La libra se desploma
Desde el pasado 23 de junio, la libra se ha depreciado un 10% frente al euro. Semejante caída de la moneda británica necesariamente ejercerá en el corto plazo una poderosa influencia sobre el comercio internacional. Una libra más barata implica un abaratamiento de las exportaciones de Gran Bretaña al resto del mundo; y, a su vez, también implica un encarecimiento de sus importaciones. Así pues, como resultado de esta depreciación saldrán perjudicadas tanto empresas españolas que venden a mercados foráneos y que se verán desplazadas por la mayor competitividad ejercida ahora por las exportaciones británicas y, también, empresas españolas que, como las del sector turístico, reciben una parte sustancial de sus ingresos de la demanda británica.
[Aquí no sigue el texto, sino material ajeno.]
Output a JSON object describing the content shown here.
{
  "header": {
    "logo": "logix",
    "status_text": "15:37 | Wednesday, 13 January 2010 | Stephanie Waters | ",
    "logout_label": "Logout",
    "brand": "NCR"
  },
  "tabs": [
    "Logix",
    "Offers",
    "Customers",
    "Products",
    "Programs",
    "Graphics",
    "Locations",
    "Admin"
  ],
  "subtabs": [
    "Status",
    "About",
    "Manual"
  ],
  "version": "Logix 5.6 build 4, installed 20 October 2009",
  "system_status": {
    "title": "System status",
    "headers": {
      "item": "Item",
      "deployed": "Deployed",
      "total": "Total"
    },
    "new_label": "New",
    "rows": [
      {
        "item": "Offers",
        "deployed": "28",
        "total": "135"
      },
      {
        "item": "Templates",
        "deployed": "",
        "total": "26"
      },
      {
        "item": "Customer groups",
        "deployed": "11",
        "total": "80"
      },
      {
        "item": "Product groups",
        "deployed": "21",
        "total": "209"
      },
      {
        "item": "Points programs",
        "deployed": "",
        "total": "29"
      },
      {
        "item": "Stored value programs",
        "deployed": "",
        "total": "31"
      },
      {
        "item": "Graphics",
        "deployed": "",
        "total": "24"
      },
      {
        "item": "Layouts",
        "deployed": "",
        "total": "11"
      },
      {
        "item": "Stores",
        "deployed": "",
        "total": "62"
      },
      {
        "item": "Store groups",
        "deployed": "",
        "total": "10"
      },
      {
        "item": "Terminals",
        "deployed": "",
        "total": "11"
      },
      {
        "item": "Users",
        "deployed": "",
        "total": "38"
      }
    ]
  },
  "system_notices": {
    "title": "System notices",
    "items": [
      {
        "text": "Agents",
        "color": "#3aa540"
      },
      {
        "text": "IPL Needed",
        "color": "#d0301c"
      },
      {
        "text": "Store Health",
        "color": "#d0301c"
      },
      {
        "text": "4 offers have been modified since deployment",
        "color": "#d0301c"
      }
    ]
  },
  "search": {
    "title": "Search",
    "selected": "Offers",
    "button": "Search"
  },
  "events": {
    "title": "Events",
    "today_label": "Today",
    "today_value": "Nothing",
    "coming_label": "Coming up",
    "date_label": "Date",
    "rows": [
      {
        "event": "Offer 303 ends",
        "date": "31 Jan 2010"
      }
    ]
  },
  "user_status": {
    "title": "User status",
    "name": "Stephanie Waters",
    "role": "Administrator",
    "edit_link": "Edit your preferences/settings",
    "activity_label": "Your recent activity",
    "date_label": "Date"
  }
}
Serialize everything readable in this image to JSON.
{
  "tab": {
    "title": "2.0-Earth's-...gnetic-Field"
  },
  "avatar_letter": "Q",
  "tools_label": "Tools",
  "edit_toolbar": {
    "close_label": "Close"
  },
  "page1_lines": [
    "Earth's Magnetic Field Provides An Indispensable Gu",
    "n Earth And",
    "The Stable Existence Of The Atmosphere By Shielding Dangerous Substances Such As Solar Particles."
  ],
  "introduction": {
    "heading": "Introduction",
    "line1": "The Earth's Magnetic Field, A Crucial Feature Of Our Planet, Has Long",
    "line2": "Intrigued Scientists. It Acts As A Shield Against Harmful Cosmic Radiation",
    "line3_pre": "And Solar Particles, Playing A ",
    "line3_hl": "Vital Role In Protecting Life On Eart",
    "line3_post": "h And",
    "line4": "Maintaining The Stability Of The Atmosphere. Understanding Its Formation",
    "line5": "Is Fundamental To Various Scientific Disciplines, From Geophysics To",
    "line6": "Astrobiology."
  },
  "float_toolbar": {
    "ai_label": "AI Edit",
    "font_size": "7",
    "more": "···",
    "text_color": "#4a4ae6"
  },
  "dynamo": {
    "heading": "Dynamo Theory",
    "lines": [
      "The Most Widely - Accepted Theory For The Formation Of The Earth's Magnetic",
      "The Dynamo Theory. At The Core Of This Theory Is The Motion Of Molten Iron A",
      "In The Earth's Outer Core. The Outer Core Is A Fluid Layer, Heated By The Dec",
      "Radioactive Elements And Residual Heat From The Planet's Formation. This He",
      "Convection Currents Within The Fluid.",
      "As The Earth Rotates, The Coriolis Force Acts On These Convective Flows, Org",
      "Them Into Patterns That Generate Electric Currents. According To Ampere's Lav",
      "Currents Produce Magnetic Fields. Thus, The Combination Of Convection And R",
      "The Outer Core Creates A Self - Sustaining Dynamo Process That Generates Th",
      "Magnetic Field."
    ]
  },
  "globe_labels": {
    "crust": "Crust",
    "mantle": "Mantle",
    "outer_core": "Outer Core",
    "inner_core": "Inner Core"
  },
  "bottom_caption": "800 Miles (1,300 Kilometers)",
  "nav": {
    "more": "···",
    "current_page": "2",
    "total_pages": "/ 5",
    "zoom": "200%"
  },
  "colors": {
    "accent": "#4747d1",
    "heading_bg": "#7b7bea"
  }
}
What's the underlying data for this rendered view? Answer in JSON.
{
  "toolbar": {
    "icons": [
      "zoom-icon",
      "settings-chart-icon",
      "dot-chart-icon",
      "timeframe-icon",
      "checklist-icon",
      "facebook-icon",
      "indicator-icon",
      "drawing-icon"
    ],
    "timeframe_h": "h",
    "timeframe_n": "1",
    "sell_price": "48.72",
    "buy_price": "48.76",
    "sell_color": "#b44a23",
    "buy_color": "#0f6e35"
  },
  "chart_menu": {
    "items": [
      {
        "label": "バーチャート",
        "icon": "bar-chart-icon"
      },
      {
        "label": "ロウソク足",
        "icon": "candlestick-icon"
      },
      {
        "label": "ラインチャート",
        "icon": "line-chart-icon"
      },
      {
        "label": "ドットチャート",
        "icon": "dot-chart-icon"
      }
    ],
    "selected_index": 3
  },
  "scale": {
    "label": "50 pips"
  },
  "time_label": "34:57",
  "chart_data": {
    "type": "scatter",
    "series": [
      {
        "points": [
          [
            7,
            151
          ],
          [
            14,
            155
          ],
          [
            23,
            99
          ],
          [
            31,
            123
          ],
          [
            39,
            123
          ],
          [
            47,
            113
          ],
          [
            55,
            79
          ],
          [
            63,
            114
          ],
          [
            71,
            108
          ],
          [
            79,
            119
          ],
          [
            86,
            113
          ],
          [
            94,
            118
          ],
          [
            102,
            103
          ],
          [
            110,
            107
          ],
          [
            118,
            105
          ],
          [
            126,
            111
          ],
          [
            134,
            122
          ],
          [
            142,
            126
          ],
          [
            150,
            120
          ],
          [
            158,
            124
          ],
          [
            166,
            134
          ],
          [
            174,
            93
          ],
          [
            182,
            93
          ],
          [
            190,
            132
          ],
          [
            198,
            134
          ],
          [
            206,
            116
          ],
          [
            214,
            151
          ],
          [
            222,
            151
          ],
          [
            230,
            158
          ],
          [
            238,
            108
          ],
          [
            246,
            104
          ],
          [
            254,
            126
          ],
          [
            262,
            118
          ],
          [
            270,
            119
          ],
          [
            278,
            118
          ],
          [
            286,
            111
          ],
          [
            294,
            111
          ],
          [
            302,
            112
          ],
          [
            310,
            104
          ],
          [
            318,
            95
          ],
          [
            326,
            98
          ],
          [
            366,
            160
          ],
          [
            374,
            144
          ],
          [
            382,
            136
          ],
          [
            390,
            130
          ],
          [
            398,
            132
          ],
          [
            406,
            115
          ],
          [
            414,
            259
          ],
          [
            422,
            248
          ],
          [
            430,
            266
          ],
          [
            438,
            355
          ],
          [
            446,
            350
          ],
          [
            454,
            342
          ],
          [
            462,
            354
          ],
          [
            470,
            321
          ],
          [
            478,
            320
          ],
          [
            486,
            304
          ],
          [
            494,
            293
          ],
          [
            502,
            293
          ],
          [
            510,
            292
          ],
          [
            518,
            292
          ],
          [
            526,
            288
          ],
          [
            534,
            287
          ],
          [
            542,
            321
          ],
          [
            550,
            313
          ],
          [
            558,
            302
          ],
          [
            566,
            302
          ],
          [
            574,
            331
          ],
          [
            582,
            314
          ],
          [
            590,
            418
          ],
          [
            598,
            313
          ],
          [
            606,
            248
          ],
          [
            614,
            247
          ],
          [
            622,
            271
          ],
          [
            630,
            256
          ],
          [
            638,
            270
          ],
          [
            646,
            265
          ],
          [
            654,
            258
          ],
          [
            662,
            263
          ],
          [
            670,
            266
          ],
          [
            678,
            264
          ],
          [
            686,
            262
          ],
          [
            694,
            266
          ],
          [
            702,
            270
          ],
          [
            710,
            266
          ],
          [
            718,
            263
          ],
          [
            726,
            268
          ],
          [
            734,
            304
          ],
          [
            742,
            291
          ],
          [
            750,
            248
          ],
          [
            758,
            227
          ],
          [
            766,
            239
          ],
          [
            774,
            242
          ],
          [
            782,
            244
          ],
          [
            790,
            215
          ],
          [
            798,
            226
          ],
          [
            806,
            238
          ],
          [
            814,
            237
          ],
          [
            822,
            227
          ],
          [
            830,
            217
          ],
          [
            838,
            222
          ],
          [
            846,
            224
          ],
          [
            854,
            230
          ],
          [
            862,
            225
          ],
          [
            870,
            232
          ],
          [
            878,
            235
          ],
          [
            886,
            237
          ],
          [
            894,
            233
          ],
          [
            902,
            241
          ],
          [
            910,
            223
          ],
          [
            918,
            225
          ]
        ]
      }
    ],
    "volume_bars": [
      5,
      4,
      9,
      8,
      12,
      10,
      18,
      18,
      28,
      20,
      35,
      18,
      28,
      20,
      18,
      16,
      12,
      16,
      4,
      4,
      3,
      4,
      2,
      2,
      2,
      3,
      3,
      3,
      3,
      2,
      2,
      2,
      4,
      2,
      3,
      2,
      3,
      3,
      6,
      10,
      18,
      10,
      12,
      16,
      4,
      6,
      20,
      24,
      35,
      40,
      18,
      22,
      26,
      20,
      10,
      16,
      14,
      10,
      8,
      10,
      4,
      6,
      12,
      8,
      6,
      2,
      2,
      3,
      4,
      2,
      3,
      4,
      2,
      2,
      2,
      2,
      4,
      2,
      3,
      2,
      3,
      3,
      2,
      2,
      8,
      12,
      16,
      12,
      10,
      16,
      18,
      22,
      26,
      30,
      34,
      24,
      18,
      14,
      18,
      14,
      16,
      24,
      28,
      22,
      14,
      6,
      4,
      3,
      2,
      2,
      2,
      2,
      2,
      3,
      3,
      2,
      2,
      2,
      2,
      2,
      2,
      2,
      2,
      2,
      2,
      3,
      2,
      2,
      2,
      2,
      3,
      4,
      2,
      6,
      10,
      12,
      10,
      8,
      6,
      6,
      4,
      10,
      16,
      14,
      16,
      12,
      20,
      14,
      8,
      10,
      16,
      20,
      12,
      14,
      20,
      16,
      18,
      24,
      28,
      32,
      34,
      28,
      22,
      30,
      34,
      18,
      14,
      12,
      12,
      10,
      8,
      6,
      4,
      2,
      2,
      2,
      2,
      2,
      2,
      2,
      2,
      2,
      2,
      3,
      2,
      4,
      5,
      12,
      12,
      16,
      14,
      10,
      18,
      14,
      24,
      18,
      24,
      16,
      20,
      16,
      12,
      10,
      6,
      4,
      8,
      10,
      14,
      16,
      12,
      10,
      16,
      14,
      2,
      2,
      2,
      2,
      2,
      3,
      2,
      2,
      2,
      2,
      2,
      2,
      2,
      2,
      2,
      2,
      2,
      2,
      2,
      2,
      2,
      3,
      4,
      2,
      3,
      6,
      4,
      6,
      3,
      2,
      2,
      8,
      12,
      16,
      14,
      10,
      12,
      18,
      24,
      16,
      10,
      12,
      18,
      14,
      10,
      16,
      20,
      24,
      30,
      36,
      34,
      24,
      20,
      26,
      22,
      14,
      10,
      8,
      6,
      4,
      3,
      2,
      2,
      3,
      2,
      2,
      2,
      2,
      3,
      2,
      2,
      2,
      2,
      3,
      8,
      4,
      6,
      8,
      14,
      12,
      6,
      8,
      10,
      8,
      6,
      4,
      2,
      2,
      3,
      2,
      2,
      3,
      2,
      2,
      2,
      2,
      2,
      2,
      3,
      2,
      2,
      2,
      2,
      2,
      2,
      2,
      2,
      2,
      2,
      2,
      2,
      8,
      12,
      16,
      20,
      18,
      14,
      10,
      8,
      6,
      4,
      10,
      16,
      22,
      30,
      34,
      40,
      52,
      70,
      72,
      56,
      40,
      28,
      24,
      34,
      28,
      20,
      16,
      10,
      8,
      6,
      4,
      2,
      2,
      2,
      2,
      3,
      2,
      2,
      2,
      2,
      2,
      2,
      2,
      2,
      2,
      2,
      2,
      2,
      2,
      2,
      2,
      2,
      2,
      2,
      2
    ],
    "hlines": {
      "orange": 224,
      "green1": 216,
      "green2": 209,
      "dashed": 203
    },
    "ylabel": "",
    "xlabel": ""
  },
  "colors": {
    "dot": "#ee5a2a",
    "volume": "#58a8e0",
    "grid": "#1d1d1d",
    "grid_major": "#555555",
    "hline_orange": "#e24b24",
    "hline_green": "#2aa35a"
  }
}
Ambo tipos de compañía tendrán que rebajar sus propios precios para mantener su penetración de mercado, lo cual asfixiará sus márgenes de beneficio. Puede que la caída de la divisa británica sea meramente transitoria, pero mientras dure dañará al resto de compañías europeas directa o indirectamente vinculadas con Reino Unido.
La incertidumbre pasará factura
El FMI fue una institución radicalmente opuesta desde un comienzo al Brexit. Es difícil, por tanto, desligar sus opiniones técnicas de sus opiniones políticas: en especial, cuando el Fondo carga con muchísimos más errores que aciertos en sus pronósticos de futuro. En todo caso, según el FMI, el Brexit restará una décima de crecimiento a la Eurozona en 2016 (creceremos el 1,6% frente al 1,7% estimado inicialmente), tres décimas en 2017 (1,4% frente a 1,7%) y otra décima en 2018 (1,6% frente a 1,7%). En total, pues, en apenas tres años la incertidumbre que rodea el abandono de Reino Unido de la Unión Europea nos costará, de acuerdo con esta institución internacional, cerca de cinco décimas del PIB de la Eurozona: unos 500.000 millones de euros (el equivalente a casi el 50% del PIB de España). Como ya hemos dicho, si queremos minimizar la factura de esa incertidumbre, deberíamos despejar lo ante posible las dudas sobre las libertades sociales y económicas de que disfrutarán los británicos en sus tratos con la UE.
Más competencia fiscal
Afortunadamente, el Brexit no solo está trayéndonos a corto plazo noticias vinculadas con miedos, dudas e incertidumbres, sino que también está empezando a arrojar uno los resultados potencialmente más beneficiosos para el largo plazo: la competencia fiscal. El ministro de Economía británico, George Osborne, anunció la semana pasada que rebajaría el Impuesto de Sociedades hasta el 15%, convirtiéndolo en uno de los más bajos de Europa. Por ahora solo se trata de un movimiento táctico: dado que muchas empresas pueden estar planteándose salir de Gran Bretaña a raíz del Brexit, conviene incentivarlas para que se queden con una fiscalidad más favorable. Es de esperar, sin embargo, que está moderación fiscal evolucione hacia una posición estratégica de largo plazo: una vía deliberada para atraer y conservar el capital frente a otros Estados más voraces en materia tributaria. Solo así contaremos con alguna opción de que el resto de países europeos reaccionen ante la jugada británica bajando a su vez sus impuestos. A mayor competencia fiscal, menor confiscación estatal.